Wojsko, bezpieczeństwo, geopolityka, wojna na Ukrainie
Weekendowy przegląd prasy Defence24.pl
Odejście gen. Mariana Janickiego oraz obchody Narodowego Dnia Żołnierzy Wyklętych to główne tematy weekendowych wydań gazet.

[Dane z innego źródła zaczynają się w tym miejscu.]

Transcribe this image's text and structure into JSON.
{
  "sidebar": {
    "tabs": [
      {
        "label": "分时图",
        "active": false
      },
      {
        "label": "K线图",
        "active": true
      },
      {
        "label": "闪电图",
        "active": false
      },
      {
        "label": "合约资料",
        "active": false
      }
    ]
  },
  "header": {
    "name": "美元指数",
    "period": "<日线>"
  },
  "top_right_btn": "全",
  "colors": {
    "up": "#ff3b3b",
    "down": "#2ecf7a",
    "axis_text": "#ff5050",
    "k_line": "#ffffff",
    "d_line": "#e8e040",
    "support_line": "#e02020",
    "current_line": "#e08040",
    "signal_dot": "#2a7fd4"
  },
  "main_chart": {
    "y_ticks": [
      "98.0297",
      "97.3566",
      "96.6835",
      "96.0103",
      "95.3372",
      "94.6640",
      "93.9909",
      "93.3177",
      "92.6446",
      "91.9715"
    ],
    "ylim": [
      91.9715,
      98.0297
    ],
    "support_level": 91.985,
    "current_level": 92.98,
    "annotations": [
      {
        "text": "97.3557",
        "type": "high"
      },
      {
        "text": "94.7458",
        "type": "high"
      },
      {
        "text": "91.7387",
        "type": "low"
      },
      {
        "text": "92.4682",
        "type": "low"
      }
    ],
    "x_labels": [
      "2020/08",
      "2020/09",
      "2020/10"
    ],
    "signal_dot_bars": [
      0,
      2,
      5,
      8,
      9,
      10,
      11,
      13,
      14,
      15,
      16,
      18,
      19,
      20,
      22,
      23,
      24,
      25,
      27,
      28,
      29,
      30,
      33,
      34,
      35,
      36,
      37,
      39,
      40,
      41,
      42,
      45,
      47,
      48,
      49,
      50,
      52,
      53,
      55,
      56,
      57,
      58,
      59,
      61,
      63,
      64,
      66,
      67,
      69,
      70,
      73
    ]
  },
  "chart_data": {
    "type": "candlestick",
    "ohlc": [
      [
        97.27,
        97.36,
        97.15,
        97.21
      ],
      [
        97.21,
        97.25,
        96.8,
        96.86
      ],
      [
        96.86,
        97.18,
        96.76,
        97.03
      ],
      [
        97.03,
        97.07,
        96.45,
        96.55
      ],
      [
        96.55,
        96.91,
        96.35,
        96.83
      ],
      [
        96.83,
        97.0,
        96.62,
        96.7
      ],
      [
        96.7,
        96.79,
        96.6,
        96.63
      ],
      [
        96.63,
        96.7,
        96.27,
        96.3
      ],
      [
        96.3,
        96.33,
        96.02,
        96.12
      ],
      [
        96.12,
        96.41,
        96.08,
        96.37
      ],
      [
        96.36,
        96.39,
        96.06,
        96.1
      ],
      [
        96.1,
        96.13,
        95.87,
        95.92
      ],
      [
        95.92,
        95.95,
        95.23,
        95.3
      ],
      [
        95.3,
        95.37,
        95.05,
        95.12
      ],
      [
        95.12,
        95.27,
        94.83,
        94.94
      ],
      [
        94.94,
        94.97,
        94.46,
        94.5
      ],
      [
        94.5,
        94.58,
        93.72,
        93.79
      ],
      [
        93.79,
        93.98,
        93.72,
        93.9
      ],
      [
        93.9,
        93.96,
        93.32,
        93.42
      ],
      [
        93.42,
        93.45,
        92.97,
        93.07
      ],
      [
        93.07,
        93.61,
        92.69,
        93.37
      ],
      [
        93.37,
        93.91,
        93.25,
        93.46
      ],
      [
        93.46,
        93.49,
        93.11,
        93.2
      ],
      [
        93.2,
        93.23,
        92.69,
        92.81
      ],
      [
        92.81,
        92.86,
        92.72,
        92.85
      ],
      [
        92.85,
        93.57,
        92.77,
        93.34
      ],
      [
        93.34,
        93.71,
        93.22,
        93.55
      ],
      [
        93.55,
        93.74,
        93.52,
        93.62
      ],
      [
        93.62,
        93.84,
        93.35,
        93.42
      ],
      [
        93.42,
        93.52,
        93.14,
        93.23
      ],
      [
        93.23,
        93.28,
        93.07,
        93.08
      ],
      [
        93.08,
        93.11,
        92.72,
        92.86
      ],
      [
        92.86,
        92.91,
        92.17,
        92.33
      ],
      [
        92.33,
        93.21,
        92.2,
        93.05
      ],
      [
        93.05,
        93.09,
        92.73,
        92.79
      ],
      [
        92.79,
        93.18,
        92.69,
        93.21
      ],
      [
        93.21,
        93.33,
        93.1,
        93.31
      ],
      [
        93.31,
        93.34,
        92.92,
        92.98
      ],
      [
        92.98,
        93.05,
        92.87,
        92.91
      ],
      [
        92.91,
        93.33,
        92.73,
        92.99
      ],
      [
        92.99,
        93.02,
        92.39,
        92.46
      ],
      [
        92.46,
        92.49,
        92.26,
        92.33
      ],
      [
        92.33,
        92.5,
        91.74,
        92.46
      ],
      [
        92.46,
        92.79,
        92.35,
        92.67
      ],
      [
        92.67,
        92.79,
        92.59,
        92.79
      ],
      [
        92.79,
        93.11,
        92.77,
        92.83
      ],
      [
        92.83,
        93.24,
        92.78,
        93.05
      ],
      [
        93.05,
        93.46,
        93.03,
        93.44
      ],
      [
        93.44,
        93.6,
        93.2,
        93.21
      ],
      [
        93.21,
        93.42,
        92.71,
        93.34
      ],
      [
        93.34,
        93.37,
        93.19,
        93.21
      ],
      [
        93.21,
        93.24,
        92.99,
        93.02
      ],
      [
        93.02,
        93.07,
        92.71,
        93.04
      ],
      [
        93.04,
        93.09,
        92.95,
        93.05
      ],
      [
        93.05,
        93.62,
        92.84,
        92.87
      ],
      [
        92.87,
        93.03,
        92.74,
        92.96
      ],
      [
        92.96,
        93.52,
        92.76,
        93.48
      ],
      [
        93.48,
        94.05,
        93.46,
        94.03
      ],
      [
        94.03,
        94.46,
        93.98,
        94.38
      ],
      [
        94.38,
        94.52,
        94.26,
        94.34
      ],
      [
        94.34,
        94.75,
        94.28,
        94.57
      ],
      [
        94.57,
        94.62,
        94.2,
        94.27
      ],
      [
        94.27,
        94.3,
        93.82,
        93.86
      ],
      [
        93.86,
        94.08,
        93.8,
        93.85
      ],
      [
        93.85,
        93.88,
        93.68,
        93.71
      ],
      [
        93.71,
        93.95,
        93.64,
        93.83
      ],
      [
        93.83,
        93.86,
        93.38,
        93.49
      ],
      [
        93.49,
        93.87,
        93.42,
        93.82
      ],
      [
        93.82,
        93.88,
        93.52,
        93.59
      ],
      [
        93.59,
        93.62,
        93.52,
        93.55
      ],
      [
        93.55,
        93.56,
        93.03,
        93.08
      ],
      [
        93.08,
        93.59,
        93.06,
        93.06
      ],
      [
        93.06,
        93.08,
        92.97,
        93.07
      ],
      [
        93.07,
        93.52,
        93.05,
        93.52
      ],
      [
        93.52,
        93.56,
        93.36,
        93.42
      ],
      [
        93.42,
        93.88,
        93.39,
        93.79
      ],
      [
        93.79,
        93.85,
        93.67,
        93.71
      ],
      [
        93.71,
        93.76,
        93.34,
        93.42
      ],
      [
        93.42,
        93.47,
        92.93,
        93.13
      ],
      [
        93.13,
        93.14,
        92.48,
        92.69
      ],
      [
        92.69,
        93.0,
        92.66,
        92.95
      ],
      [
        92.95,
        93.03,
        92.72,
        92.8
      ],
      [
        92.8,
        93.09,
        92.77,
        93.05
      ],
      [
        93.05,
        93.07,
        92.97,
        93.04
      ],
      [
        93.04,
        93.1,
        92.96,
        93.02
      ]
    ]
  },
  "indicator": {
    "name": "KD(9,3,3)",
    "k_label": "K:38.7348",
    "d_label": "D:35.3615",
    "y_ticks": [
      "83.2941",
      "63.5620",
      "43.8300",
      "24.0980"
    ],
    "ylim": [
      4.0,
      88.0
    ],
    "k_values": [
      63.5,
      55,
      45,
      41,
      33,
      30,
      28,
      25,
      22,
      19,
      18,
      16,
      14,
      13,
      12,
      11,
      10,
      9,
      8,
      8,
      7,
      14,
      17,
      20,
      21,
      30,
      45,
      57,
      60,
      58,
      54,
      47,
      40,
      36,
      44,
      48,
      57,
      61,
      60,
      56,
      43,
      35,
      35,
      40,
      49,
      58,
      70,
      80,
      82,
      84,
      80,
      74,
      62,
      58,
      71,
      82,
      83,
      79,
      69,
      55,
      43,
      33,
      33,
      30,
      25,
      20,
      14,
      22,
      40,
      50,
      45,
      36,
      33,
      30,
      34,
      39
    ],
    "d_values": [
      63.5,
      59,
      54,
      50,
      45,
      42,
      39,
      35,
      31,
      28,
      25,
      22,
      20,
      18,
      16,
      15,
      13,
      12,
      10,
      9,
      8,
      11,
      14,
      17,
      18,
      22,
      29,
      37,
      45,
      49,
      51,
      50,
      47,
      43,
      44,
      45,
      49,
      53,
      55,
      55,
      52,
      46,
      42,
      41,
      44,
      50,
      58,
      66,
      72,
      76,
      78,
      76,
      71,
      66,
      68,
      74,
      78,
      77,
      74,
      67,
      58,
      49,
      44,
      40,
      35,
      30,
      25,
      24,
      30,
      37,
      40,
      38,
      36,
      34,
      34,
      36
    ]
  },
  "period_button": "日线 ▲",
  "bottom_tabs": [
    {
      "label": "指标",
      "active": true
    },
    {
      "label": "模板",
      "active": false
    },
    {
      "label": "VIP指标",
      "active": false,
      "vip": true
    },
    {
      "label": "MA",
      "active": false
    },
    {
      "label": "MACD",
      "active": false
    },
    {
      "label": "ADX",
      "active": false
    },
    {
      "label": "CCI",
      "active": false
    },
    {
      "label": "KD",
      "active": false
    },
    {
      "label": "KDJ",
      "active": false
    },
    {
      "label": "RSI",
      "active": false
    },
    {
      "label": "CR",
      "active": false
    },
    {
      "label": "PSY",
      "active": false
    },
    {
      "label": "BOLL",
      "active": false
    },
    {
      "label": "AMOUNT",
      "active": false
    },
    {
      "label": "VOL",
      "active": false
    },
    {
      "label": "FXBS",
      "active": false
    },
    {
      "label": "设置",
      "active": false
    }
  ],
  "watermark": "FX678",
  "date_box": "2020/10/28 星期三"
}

1. OD KIEROWCY DO GENERAŁA. „RZ” OPISUJE SYLWETKĘ GEN. JANICKIEGO I POWÓD JEGO ODEJŚCIA: „Janicki odchodzi nie ze względu na Smoleńsk, ale mizerię finansową, w jakiej w tym roku znalazł się BOR”. Do końca nie był pewny swojego losu: „Rezygnację złożył już 2 stycznia, ale premier trzymał generała w niepewności przez dwa miesiące. Do ostatniej chwili, nawet w rozmowie z „Rz", gen. Janicki kluczył, tłumacząc oględnie, że „odejdzie, kiedy jego przełożeni uznają, że jego czas się skończył"”.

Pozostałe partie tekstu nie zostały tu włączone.